A pair of masterful mutts followed by a spot of roadkill. Pard and Bohunk are both available on Amazon. Stream them tonight. Benji fell out of copyright. Consult YouTube.
High Sierra (1941)
Trailer for High Sierra
Legend had it that Pard (short for Pardner) was a cursed canine responsible for the death of at least two climbers. But that didn’t stop freshly-sprung con Roy “Mad Dog” Earle (Humphrey Bogart) from adopting the scraggly mutt that stood waiting for him at the foot of the Sierra Nevadas. The opening credits clearly read, “‘Pard’ as Portrayed By ‘Zero.’” For years, would-be historians insisted on crediting the performance to Toto when in truth, the little guy was Bogie’s offscreen pet. Speaking of credits, this marked the last time the actor was to receive second-billing. Tired of taking a back seat to George Raft, Bogie convinced his pal that there was no future in playing psycho criminals struck down past their prime. Raft backed out and Bogie stepped up, delivering one of the most electrifying performances of his career. This Warner Bros. “twilight of the gangster” drama was directed by Raoul Walsh who, along with James Cagney, would forever seal the genre’s fate at the studio in White Heat.
Trailer for Benji
If you want to start a kid on the road to understanding the importance of consistency of point-of-view (and show them a terrific time at the movies) there is no better place to start than Benji. Why are people surprised to learn that Alfred Hitchcock was a fan of Benji movies? Imitation is the sincerest form of flattery! Low-angle shots of Benji walking towards the camera intercut with forward-moving shots seemingly taken from the pup’s POV is about as Hitchcockian as it gets. One year before the advent of the steadicam, series creator and director Joe Camp had perfected the Benjicam. I’ll put Camp’s (and cinematographer Don Reddy’s) smooth, eye-level tracking shots from the pooch’s perspective up against no less than Kubrick’s rack-and-pinion tours of the Overlook. Made in response to the death of the studio system and the glut of adult-oriented films that followed, the “little movie that could” raked in $45 million on a $500,000 investment and spawned a handful of worthy sequels.
Men of Boys Town (1941)
Trailer for Men of Boys Town
Want to make an audience all weepy-eyed?
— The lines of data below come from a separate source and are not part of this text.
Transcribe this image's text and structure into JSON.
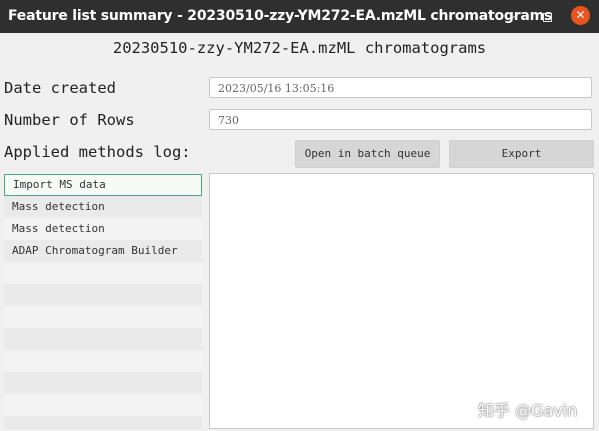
{
  "window": {
    "title": "Feature list summary - 20230510-zzy-YM272-EA.mzML chromatograms",
    "minimize_glyph": "–",
    "close_glyph": "✕"
  },
  "main": {
    "heading": "20230510-zzy-YM272-EA.mzML chromatograms",
    "date_label": "Date created",
    "date_value": "2023/05/16 13:05:16",
    "rows_label": "Number of Rows",
    "rows_value": "730",
    "methods_label": "Applied methods log:",
    "batch_button": "Open in batch queue",
    "export_button": "Export"
  },
  "methods": [
    "Import MS data",
    "Mass detection",
    "Mass detection",
    "ADAP Chromatogram Builder"
  ],
  "watermark": "知乎 @Gavin",
  "colors": {
    "titlebar": "#2f2f2f",
    "close_button": "#e95420",
    "selection_border": "#4aa887"
  }
}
Flatten a little dog by chucking it under the back wheels of a barreling rear screen-projected semi. Rest in pieces, poor little Bohunk. Give me a gangster pulling one last job to pay for his kid sister’s life-saving operation; give me an alien unable to call home, yet fully capable of piloting a grown boy on a bicycle past the moon; give me anything but a dead dog as a plot device contrived by a lazy screenwriter with back against the wall (and eager to cash his sequel paycheck). Spencer Tracy and Mickey Rooney were contractually obligated to appear in this satirically contemptuous sequel to the sentimentally sick-making Oscar-winner, Boys Town. Mom always told me that it takes a man to cry. Break out the Kleenex, boys and girls, to blot the inevitable flood of tears produced by one of the inadvertently funniest comedies the studio system ever belched up.